There are many truly senior developers who can pass the FizzBuzz test who are never given the chance because of age. It isn't universal but age discrimination is real. And while it might be illegal, age discrimination isn't irrational. Older developers are generally more expensive. They generally can't or won't do 90 hour work weeks. And even people in very good health will generally have more issues the older they get.
Over the years, I've participated in probably more than a hundred discussions about job candidates I've helped interview for software engineering positions at places I've worked. I have never seen age discrimination. It is true that someone who has, say, been a manager for the past 10 years and now wants to "return" to programming may be regarded as a dubious candidate - but the same doubt would also apply to a candidate who is 26 and has not done much programming since the age of 16. It is also true that if you have learned nothing but FORTRAN or COBOL, we aren't going to be interested in hiring you for our Ruby-on-Rails / JavaScript / C++ project. But it's not hard to tell who is a real software developer, no matter what their age - it's someone who just _has_ to write code, like a writer has to write or an artist has to make art.

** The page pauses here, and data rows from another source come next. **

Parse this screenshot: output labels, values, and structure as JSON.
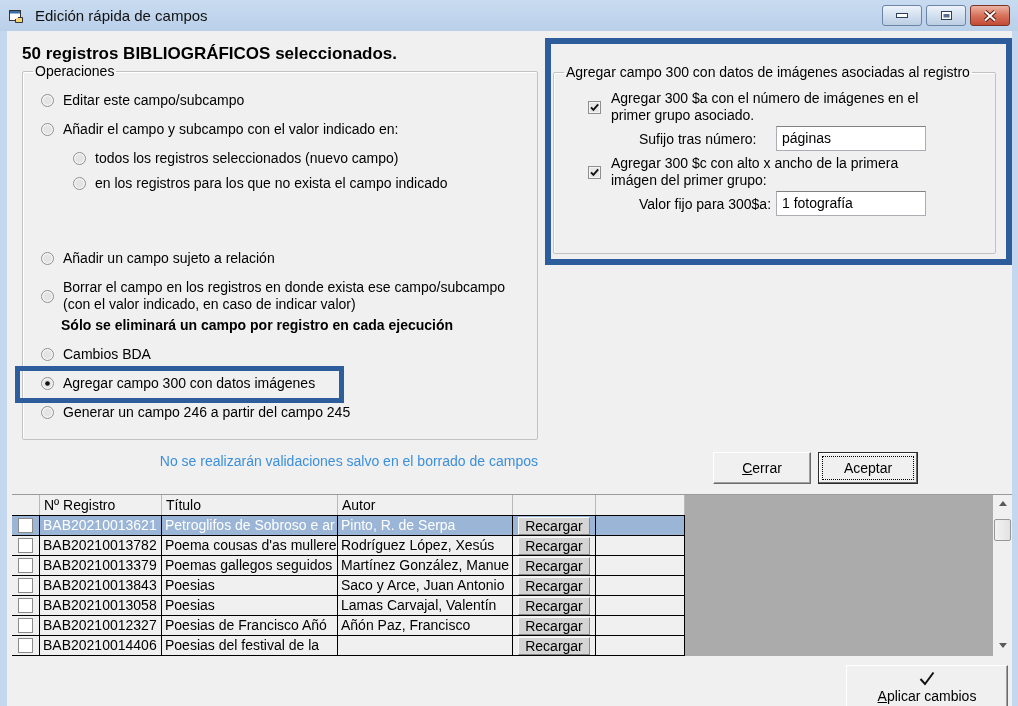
{
  "window": {
    "title": "Edición rápida de campos"
  },
  "heading": "50 registros BIBLIOGRÁFICOS seleccionados.",
  "operations": {
    "title": "Operaciones",
    "options": [
      {
        "label": "Editar este campo/subcampo",
        "selected": false,
        "highlighted": false
      },
      {
        "label": "Añadir el campo y subcampo con el valor indicado en:",
        "selected": false,
        "highlighted": false,
        "children": [
          {
            "label": "todos los registros seleccionados (nuevo campo)",
            "selected": false
          },
          {
            "label": "en los registros para los que no exista el campo indicado",
            "selected": false
          }
        ]
      },
      {
        "label": "Añadir un campo sujeto a relación",
        "selected": false,
        "highlighted": false
      },
      {
        "label": "Borrar el campo en los registros en donde exista ese campo/subcampo (con el valor indicado, en caso de indicar valor)",
        "selected": false,
        "highlighted": false,
        "note": "Sólo se eliminará un campo por registro en cada ejecución"
      },
      {
        "label": "Cambios BDA",
        "selected": false,
        "highlighted": false
      },
      {
        "label": "Agregar campo 300 con datos imágenes",
        "selected": true,
        "highlighted": true
      },
      {
        "label": "Generar un campo 246 a partir del campo 245",
        "selected": false,
        "highlighted": false
      }
    ]
  },
  "notice": "No se realizarán validaciones salvo en el borrado de campos",
  "image_options": {
    "highlighted": true,
    "title": "Agregar campo 300 con datos de imágenes asociadas al registro",
    "items": [
      {
        "label": "Agregar 300 $a con el número de imágenes en el primer grupo asociado.",
        "checked": true,
        "field": {
          "label": "Sufijo tras número:",
          "value": "páginas"
        }
      },
      {
        "label": "Agregar 300 $c con alto x ancho de la primera imágen del primer grupo:",
        "checked": true,
        "field": {
          "label": "Valor fijo para 300$a:",
          "value": "1 fotografía"
        }
      }
    ]
  },
  "buttons": [
    {
      "label": "Cerrar",
      "access_key": true,
      "focused": false
    },
    {
      "label": "Aceptar",
      "access_key": false,
      "focused": true
    }
  ],
  "table": {
    "columns": [
      "Nº Registro",
      "Título",
      "Autor"
    ],
    "rows": [
      {
        "checked": false,
        "selected": true,
        "record_no": "BAB20210013621",
        "title": "Petroglifos de Sobroso e ar",
        "author": "Pinto, R. de Serpa",
        "action": "Recargar"
      },
      {
        "checked": false,
        "selected": false,
        "record_no": "BAB20210013782",
        "title": "Poema cousas d'as mullere",
        "author": "Rodríguez López, Xesús",
        "action": "Recargar"
      },
      {
        "checked": false,
        "selected": false,
        "record_no": "BAB20210013379",
        "title": "Poemas gallegos seguidos",
        "author": "Martínez González, Manue",
        "action": "Recargar"
      },
      {
        "checked": false,
        "selected": false,
        "record_no": "BAB20210013843",
        "title": "Poesias",
        "author": "Saco y Arce, Juan Antonio",
        "action": "Recargar"
      },
      {
        "checked": false,
        "selected": false,
        "record_no": "BAB20210013058",
        "title": "Poesias",
        "author": "Lamas Carvajal, Valentín",
        "action": "Recargar"
      },
      {
        "checked": false,
        "selected": false,
        "record_no": "BAB20210012327",
        "title": "Poesias de Francisco Añó",
        "author": "Añón Paz, Francisco",
        "action": "Recargar"
      },
      {
        "checked": false,
        "selected": false,
        "record_no": "BAB20210014406",
        "title": "Poesias del festival de la",
        "action": "Recargar"
      }
    ]
  },
  "apply_button": {
    "label": "Aplicar cambios",
    "access_key": true
  }
}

One thing I've always prized about technical work and hacker culture in general, is that outer appearances matter much less than in other fields. We don't need to judge what someone looks like, what clothes they wear, where they come from, how old they are; we just need to see what they do and how they act. If you are working someplace where that's not the case, I encourage you to look elsewhere. Otherwise, keep learning and continue to enjoy coding.
I mostly do contracting now. It avoids many of the issues of trying to get hired after 40. For short term gigs, fewer managers care about your age. I prefer contracting so that works out well for me.
I will have to come up with a strategy for dealing with age discrimination since I've tried other jobs and hated them. I'm a programmer and it is pretty much all I want to do. My short stint as a manager was pretty much a failure and I really didn't find anything I liked about it.